Medical errors are far more common. As Aaron told us, “the wrong site is operated on in about 1 in a 100,000 procedures. Foreign objects are left in the body in about 1 in 10,000 procedures.” These are “never” events. They should not happen. One would think that exceedingly simple algorithms (like checklists) could prevent them. Is there a good reason not to try (or try harder) to implement them?

The comparison of medical errors to aviation errors is not new. The anesthesiologist community has adapted a system of error tracking and correcting from the aviation industry. To what extent does it include application of algorithms to roles humans used to fill? To what extent is that perceived as going too far, causing a degradation in skill that could be called upon when the algorithm fails?

Aviation is not medicine, of course. A key difference may be that planes are far more similar to one another in response to flight commands than are humans in response to medical treatments. The classic response to any algorithmic medicine (or guideline) is that it’s “one size fits all” and that a good physician knows how to treat an idiosyncratic patient. But what if all physicians are not equally good? What if patient idiosyncrasy invites and is used to justify greater variation in practice than is warranted?
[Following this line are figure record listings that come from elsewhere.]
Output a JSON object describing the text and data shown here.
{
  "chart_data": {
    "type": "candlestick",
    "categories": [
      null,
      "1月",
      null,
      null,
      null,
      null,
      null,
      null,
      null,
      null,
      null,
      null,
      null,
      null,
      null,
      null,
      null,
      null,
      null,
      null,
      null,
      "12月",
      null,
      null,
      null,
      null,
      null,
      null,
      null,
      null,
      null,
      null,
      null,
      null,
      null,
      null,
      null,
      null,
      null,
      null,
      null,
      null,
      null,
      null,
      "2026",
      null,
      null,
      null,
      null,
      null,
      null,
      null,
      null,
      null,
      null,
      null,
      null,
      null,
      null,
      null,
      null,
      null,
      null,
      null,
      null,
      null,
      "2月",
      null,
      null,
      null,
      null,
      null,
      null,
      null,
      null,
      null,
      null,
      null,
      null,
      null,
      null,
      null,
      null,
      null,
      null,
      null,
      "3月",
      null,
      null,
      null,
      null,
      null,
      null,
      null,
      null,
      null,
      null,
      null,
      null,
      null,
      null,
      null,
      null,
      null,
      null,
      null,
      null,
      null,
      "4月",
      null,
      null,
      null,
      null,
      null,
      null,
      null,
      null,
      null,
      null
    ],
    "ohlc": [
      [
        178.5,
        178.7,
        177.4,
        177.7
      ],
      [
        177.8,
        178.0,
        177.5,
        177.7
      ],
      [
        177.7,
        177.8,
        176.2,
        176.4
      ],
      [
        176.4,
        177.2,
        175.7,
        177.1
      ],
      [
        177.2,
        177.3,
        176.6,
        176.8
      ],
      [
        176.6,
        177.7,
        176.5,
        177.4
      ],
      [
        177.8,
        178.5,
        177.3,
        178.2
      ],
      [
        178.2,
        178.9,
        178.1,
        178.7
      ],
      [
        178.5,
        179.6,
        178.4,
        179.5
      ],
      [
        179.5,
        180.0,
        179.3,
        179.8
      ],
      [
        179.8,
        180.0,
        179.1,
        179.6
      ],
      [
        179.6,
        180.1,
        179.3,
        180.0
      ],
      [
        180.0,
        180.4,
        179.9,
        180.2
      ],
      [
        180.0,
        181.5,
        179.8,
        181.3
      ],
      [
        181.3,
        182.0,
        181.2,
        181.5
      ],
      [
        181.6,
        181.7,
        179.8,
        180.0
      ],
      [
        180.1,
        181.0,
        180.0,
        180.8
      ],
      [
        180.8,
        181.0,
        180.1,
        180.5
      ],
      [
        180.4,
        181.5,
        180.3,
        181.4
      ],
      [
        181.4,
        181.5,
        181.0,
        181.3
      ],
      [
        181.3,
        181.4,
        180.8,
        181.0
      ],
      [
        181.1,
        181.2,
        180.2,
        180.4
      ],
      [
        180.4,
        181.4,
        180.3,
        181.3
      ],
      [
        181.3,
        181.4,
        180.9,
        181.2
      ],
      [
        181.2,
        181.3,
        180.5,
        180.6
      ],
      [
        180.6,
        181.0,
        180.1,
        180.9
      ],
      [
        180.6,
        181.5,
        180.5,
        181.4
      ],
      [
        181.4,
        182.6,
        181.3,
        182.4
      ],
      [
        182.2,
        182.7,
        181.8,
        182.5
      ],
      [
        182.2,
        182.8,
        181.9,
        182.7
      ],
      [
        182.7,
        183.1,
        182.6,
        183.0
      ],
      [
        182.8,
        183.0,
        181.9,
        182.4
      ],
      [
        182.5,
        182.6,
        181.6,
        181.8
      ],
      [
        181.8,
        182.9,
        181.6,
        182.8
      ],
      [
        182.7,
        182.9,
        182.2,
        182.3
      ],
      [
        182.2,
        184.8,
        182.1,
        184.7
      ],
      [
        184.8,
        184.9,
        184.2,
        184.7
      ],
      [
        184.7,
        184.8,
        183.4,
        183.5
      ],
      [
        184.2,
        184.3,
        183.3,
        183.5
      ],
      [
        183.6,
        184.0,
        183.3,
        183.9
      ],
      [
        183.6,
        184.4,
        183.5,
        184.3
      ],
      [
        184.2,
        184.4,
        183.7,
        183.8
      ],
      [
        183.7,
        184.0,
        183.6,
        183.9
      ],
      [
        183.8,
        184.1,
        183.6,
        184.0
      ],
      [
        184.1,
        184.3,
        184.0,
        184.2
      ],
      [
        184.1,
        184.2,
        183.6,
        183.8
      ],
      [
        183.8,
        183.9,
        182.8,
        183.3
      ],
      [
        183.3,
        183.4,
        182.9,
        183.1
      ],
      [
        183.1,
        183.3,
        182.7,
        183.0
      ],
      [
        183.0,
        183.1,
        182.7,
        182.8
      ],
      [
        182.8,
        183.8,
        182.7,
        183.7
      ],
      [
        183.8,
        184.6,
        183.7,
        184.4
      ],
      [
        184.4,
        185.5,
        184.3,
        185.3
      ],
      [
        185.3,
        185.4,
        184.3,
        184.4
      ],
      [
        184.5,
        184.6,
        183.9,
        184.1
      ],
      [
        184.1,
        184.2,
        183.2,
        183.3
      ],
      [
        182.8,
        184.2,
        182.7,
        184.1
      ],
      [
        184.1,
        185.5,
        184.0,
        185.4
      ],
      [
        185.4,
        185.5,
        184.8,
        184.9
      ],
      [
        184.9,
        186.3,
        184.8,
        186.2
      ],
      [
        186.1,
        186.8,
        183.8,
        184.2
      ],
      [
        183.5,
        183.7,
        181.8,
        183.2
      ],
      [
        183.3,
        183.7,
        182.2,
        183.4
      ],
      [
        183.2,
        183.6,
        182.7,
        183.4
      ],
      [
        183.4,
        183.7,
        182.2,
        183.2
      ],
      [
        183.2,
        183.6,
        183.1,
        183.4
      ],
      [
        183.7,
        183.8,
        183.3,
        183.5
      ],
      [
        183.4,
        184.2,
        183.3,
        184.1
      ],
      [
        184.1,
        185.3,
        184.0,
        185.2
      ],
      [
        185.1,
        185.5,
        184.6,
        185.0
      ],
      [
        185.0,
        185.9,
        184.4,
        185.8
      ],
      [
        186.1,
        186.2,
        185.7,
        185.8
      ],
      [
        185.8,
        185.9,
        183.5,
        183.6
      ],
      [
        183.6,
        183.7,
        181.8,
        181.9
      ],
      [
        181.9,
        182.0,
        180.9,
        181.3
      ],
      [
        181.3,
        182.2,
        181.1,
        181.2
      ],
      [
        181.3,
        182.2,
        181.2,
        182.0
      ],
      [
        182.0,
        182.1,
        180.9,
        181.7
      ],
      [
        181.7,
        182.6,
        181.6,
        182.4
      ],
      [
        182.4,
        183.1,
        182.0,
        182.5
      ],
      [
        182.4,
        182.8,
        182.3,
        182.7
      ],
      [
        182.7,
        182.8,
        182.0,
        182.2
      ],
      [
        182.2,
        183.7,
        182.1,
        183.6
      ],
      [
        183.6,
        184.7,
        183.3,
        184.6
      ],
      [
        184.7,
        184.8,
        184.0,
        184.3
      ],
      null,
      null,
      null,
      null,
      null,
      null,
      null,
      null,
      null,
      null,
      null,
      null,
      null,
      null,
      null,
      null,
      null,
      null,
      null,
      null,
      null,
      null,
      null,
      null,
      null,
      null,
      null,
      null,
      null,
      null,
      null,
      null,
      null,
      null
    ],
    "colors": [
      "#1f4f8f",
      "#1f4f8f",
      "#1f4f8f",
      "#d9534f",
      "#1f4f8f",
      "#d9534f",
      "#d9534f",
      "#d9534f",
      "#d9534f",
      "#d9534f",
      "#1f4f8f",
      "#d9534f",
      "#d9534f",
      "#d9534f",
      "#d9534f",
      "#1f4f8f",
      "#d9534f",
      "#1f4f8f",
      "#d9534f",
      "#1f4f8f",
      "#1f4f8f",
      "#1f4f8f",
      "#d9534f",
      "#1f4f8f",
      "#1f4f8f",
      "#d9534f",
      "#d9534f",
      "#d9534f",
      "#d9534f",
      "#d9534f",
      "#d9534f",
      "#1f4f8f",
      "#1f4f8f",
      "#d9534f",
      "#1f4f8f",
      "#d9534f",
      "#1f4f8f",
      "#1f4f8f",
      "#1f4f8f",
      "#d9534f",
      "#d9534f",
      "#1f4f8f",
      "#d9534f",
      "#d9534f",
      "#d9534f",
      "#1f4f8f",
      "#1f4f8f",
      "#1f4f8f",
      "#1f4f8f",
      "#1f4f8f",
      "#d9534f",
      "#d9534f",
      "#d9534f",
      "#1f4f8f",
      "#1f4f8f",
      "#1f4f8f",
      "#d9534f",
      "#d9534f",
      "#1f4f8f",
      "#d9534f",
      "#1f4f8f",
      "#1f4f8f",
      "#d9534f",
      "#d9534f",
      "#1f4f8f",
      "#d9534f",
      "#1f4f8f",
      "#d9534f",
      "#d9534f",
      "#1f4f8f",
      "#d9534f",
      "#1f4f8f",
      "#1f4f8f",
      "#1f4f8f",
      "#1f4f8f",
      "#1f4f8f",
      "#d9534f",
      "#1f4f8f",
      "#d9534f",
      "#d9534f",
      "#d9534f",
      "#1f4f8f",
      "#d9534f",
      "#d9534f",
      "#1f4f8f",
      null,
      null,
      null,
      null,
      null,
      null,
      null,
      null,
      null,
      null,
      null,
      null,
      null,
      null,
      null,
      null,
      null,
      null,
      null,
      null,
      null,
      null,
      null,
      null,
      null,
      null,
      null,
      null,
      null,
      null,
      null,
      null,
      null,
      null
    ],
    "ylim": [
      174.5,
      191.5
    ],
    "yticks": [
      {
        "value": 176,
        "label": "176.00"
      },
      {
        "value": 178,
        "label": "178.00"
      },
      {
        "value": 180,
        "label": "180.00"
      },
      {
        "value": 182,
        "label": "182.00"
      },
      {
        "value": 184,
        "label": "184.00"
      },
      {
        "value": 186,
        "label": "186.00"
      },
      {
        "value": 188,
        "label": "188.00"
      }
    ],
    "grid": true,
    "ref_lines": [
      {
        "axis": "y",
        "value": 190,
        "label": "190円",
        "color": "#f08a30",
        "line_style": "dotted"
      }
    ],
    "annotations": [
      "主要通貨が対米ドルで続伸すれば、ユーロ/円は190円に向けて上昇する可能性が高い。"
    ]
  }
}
Perhaps one day aviation and medicine will be more similar. Today, all planes of a given model are designed to be equivalent. Today, we don’t (yet) completely know what the different, roughly equivalent models of humans are. Advances in genomics might one day tell us.

Yet, well short of that day there may be areas in which more algorithmic, medical decision support can advance safety and improve outcomes. My guess is that more physicians will be working with algorithms in the future. To the extent it leads to better care, payers and patients might reasonably demand it. It will, however, be a long, long time before robots take docs’ jobs.